Nutrition Facts : Calories 194 calories, Fat 11g fat (3g saturated fat), Cholesterol 12mg cholesterol, Sodium 106mg sodium, Carbohydrate 22g carbohydrate (21g sugars, Fiber 0 fiber), Protein 2g protein.
Tips:
- Use fresh pomegranates: Fresh pomegranates have a sweeter and more vibrant flavor than store-bought pomegranate juice or concentrate. If you can't find fresh pomegranates, you can use frozen or canned ones as a last resort.
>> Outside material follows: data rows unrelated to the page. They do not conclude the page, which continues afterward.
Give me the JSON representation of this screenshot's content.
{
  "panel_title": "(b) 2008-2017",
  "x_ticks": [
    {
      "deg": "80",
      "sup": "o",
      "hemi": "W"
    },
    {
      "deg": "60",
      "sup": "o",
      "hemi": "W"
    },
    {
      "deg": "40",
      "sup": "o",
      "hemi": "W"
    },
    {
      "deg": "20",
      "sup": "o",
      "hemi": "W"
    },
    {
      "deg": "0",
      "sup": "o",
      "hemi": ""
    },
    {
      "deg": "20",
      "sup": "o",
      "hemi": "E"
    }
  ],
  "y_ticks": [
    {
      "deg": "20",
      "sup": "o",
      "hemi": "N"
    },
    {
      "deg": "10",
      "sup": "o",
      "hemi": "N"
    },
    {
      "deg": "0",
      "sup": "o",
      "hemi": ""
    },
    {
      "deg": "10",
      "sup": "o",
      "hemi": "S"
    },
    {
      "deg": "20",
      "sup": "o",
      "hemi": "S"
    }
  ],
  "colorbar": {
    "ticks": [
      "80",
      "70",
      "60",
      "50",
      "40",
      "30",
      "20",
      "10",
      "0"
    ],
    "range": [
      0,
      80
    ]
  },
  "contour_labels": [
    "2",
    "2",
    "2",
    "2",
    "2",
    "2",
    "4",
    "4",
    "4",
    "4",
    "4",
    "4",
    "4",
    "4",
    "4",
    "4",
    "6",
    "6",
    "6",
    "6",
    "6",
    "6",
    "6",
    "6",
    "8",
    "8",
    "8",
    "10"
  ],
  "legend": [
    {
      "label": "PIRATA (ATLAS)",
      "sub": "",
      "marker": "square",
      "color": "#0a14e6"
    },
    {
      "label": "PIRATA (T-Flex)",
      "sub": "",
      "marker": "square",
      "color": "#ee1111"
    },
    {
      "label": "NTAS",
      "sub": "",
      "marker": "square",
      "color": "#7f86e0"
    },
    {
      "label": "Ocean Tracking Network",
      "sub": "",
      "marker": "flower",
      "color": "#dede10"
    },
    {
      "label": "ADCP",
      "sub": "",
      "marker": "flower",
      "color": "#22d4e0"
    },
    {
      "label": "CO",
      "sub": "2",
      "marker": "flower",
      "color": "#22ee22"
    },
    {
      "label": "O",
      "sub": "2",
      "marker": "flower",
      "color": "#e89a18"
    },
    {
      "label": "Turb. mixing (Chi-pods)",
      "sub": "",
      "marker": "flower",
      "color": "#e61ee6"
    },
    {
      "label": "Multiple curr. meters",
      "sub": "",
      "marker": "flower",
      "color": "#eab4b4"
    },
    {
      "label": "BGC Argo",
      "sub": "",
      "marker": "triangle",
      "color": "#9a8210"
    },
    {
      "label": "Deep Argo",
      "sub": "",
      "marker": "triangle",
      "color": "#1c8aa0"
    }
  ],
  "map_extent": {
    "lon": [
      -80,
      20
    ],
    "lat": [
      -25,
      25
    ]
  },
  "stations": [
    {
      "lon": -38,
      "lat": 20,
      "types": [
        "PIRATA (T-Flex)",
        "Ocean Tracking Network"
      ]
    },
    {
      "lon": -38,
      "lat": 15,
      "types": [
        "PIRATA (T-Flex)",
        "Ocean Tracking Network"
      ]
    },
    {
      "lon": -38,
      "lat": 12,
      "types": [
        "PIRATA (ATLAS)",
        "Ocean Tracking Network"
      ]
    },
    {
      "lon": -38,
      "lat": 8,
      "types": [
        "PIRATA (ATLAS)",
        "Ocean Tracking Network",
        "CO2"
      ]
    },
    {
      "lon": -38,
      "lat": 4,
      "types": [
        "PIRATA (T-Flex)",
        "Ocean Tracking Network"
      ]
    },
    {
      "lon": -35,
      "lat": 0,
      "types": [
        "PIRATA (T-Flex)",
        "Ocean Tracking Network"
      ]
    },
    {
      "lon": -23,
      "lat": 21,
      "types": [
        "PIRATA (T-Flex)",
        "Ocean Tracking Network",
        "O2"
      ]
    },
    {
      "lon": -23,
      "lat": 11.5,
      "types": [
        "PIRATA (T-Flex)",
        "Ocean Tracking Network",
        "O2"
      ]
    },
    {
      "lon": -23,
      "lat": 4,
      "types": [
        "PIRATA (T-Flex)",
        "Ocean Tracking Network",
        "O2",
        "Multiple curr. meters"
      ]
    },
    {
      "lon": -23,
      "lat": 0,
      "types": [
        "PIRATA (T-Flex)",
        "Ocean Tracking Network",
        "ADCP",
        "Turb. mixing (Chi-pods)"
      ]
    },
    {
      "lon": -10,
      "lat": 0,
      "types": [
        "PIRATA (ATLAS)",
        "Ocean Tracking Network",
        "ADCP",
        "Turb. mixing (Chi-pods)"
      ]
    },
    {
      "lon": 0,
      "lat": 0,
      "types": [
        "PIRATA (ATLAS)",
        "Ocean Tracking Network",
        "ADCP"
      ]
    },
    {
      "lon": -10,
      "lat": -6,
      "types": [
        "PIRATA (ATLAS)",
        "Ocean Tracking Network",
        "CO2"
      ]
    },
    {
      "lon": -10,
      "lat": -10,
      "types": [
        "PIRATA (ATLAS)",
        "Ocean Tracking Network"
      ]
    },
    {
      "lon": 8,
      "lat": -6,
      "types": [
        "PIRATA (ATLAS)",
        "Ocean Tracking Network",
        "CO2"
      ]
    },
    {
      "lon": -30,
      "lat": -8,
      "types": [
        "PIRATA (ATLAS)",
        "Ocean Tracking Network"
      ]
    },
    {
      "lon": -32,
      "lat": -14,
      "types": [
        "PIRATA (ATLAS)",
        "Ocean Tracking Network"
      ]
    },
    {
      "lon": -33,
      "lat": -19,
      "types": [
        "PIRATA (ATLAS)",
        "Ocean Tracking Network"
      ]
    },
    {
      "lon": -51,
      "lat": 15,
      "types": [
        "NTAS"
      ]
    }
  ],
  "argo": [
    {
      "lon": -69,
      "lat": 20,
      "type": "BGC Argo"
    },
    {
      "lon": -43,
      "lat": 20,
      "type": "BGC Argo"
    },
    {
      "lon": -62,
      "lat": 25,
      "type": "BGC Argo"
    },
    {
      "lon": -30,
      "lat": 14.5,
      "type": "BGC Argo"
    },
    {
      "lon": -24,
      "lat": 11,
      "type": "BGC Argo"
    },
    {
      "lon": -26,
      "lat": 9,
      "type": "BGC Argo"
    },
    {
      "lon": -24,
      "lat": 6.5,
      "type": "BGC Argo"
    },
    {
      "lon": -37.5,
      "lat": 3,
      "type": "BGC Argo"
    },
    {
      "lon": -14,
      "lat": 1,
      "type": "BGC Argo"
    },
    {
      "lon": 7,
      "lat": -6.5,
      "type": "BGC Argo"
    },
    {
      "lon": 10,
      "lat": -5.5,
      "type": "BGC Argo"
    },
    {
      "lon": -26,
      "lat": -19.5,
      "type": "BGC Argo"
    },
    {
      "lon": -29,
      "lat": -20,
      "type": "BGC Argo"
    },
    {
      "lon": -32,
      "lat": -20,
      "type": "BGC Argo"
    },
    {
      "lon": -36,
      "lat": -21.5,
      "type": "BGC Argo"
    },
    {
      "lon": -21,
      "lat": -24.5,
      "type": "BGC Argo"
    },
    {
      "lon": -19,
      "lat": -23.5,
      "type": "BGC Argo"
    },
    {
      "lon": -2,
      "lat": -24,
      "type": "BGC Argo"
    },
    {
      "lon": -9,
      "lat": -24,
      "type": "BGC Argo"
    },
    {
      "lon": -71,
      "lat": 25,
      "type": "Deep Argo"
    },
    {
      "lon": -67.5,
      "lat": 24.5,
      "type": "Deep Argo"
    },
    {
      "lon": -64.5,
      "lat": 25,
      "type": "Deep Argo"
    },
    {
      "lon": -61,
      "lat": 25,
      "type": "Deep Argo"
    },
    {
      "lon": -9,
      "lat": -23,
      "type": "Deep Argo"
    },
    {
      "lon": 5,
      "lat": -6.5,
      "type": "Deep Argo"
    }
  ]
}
- Simmer the pomegranate juice: Simmering the pomegranate juice will help to concentrate its flavor and make it more intense. You can also add a little sugar or honey to taste if you like.
- Use unflavored gelatin: Unflavored gelatin is the best choice for making pomegranate gelatin because it won't overpower the delicate flavor of the pomegranate juice. You can also use flavored gelatin if you like, but be sure to choose a flavor that complements the pomegranate, such as raspberry or cherry.
- Chill the gelatin mixture before adding the whipped cream: Chilling the gelatin mixture before adding the whipped cream will help to prevent the whipped cream from curdling. You can also fold the whipped cream into the gelatin mixture very gently to avoid curdling.
- Serve the gelatin chilled: Pomegranate gelatin is best served chilled. You can chill it in the refrigerator for at least 4 hours or overnight before serving.
Conclusion:
Pomegranate gelatin is a delicious and refreshing dessert that is perfect for any occasion. It is easy to make and can be customized to your liking. With its vibrant color and sweet and tangy flavor, pomegranate gelatin is sure to be a hit with your family and friends.